Вполне недоумевая, что может находиться в ящике, Алей-Бахмет приподнял его крышку; в ящике лежало что-то, завернутое в пожелтевший от времени кусок холста. Алей вынул и развернул сверток.

Крик радости вырвался из груди отступника.

В его руках очутился крест и ладанка, которую дала ему Марья Васильевна при их расставании, двенадцать лет назад.

— О, Бог великий! Бог христианский! Ты отверг мою молитву, когда я молился Тебе, оскверненный грехом, теперь же посылаешь крест спасения мне, раскаивающемуся! Это знаменье мне, что я могу быть прощен! О, благодарю Тебя, Боже! — воскликнул Алей-Бахмет и надел на себя найденный крест.

Потом отступник опустился на колени. Он уже теперь не страшился молиться христианскому Богу — он знал, что прощение близко! И рука Алея уже без трепета, как прежде, творила крестное знаменье.

Он молился долго и жарко и чувствовал, как все злое, все тяжелое — и тоску, и грусть словно смыло набежавшей волной и, взамен этого, так тихо, так спокойно стало у него на душе, как не было ни разу за истекшие годы.

Солнце уже успело совсем закатиться, когда раскаявшийся отступник окончил молитву.

Настала ночь, темная южная ночь. Алею нравилась эта темнота, в которую были погружены комнаты: она позволяла ему более углубиться в себя. Он добрался до одного из диванов и опустился на него.

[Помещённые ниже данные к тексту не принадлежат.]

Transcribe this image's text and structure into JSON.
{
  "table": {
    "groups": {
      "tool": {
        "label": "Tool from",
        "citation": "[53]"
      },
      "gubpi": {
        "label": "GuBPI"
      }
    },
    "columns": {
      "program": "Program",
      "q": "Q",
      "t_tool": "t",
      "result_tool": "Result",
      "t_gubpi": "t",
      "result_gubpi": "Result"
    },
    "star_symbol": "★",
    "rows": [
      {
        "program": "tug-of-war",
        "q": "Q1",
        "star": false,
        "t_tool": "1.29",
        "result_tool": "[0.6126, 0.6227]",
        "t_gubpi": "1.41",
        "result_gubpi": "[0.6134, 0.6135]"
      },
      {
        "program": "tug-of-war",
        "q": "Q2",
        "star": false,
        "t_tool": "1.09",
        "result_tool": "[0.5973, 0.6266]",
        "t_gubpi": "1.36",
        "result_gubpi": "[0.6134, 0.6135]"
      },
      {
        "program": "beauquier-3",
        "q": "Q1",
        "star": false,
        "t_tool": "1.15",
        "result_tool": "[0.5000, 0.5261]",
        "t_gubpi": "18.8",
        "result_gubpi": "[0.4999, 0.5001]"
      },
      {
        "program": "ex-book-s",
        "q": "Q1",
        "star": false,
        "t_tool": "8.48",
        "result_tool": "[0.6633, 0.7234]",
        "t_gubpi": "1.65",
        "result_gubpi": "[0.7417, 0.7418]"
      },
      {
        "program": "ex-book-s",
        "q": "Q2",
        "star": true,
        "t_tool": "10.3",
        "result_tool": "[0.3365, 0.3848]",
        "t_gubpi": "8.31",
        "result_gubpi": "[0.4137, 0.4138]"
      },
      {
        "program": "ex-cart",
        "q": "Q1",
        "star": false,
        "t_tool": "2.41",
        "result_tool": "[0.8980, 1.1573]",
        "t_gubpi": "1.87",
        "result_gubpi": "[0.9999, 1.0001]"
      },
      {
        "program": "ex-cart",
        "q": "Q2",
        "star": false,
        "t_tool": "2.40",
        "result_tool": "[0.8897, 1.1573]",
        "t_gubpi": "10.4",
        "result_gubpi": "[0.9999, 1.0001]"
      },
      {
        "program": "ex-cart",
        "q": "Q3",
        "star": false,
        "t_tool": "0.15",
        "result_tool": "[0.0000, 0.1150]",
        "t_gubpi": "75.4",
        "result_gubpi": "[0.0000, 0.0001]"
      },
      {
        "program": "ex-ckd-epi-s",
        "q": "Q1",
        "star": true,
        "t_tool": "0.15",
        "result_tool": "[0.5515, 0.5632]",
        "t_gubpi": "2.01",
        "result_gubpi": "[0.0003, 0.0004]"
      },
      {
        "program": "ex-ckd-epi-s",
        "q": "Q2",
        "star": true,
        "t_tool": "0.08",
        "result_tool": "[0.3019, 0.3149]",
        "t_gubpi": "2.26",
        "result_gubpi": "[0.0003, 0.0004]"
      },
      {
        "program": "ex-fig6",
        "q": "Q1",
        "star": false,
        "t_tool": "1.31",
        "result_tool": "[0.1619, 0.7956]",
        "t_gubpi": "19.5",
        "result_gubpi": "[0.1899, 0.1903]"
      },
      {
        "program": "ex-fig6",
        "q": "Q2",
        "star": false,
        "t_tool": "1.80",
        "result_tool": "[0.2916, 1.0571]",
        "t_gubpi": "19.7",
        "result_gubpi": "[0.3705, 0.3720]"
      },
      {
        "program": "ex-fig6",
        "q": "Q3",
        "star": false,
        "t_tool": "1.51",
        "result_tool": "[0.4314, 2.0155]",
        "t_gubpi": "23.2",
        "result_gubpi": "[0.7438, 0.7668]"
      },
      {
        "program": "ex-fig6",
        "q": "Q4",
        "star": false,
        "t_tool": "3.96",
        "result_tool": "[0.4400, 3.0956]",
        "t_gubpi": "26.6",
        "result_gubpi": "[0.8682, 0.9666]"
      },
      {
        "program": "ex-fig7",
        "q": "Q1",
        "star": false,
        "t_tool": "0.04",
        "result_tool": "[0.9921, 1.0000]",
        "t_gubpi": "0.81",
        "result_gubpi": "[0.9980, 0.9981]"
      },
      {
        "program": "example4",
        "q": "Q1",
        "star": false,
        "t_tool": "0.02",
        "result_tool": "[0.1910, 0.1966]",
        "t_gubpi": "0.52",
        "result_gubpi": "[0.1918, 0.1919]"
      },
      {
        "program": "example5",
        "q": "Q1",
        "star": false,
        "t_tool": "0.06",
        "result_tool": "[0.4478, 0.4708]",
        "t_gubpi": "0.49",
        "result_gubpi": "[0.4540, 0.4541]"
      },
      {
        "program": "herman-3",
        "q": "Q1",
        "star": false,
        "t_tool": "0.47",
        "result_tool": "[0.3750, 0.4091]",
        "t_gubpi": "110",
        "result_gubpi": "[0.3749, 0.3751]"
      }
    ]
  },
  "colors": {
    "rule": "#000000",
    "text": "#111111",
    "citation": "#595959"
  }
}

Вспомнились ему теперь две женщины, из которых одна заставила его ненавидеть жизнь, а другая на некоторое время привязала его к жизни для того, чтобы потом повергнуть в еще большие страдания. Которую из этих женщин любил он больше? Марью Васильевну? Да, он любил ее настолько сильно, что ни протекшие годы, ни испытанные превратности жизни не могли ослабить этой любви. Скажи Марья Васильевна, во время их последнего свиданья в объятой пламенем Москве, только одно слово «останься!» и он, не раздумывая, сорвал бы с себя расшитый золотом татарский наряд, снова принял бы полузабытое тогда им христианство и осудил бы себя на жестокие муки от палачей царя Иоанна — ведь царь не простил бы ему отступничества от веры отцов и измены родине. Он решился бы на все это и остался бы, а между тем… между тем его сердце разрывалось бы в то же время от тоски по покинутой Зюлейке и детям!